More than half of all Canadian women (55 %) and one-quarter of all Canadians (25%) tries to lose weight at least once a year, sometimes more often.
A good number of them are tempted by the miracle diets which cover page after page of popular magazines.
Here are a few tips to recognize a miracle diet:
- it promises rapid weight loss;
- with little or no effort; and
- often promotes the sale of special foods or so-called slimming products.
Once weight loss reaches 10 to 12% of body weight, our bodies start to resist and become accustomed to using less energy, especially if the weight loss has been relatively rapid. The result: our metabolism at rest slows down and our bodies use less energy. If/when we begin to eat as we did previously, the calories taken in are more easily and more efficiently stored as fat. The lost weight is gradually re-gained, often with additional pounds, in the following months. This is called the yo-yo effect.
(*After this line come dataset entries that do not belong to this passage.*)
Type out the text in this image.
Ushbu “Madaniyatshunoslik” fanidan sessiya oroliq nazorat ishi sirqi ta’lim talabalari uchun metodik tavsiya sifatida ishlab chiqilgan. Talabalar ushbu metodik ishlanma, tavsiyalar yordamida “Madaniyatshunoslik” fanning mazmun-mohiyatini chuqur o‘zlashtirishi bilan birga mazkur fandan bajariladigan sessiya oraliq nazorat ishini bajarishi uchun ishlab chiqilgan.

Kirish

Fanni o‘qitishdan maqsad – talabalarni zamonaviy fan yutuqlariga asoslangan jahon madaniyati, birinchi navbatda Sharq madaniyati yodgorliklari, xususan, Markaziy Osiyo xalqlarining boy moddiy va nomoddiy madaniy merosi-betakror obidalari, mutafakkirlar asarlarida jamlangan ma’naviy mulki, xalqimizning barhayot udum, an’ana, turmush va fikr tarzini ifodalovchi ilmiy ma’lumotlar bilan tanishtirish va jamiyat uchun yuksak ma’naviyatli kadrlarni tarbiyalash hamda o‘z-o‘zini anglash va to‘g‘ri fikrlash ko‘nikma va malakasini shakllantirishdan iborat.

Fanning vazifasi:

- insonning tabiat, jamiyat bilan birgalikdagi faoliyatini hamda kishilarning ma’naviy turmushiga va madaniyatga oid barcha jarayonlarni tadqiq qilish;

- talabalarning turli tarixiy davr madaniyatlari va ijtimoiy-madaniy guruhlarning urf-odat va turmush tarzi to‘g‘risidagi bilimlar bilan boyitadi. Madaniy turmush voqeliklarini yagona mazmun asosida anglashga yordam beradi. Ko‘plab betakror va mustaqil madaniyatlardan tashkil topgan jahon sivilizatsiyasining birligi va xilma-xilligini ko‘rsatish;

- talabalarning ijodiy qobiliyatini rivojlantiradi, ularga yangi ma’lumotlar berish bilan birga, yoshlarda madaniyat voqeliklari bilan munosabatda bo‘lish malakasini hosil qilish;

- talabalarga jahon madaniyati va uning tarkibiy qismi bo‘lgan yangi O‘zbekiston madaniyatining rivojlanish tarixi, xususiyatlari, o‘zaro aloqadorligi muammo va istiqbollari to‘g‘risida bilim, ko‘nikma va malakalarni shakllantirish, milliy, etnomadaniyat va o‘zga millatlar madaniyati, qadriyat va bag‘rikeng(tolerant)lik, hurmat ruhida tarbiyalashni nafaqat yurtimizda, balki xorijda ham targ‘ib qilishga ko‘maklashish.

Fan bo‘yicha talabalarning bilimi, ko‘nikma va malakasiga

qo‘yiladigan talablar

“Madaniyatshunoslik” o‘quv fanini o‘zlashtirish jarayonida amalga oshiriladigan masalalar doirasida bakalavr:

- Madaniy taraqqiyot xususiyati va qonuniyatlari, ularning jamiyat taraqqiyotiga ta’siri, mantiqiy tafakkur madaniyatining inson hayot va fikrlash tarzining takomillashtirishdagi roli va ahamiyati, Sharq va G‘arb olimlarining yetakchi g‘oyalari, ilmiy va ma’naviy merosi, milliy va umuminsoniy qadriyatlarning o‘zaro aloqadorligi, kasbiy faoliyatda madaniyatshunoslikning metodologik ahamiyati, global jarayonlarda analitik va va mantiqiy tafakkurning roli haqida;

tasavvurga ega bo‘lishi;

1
The so-called slimming products are often laxatives, diuretics and stimulants for our nervous systems. They have the desired effect of losing weight but it is achieved by dehydrating the body rather than by getting rid of fat. These products are often meal substitutes (31%) or natural products (31%). The latter, normally not licensed by Health Canada (without an NPN number), may be dangerous for your health if you buy and consume them regularly because the efficiency and safety of these products has not been demonstrated. In this regard, INSPQ published a report denouncing the absence of control over the advertising of these slimming products, the content of which is often doubtful and quite possibly categorically patently false.
In future blogs, we shall deal with ways to prevent obesity; that includes a weight-loss program which has the greatest chance of being both efficient and long-lasting.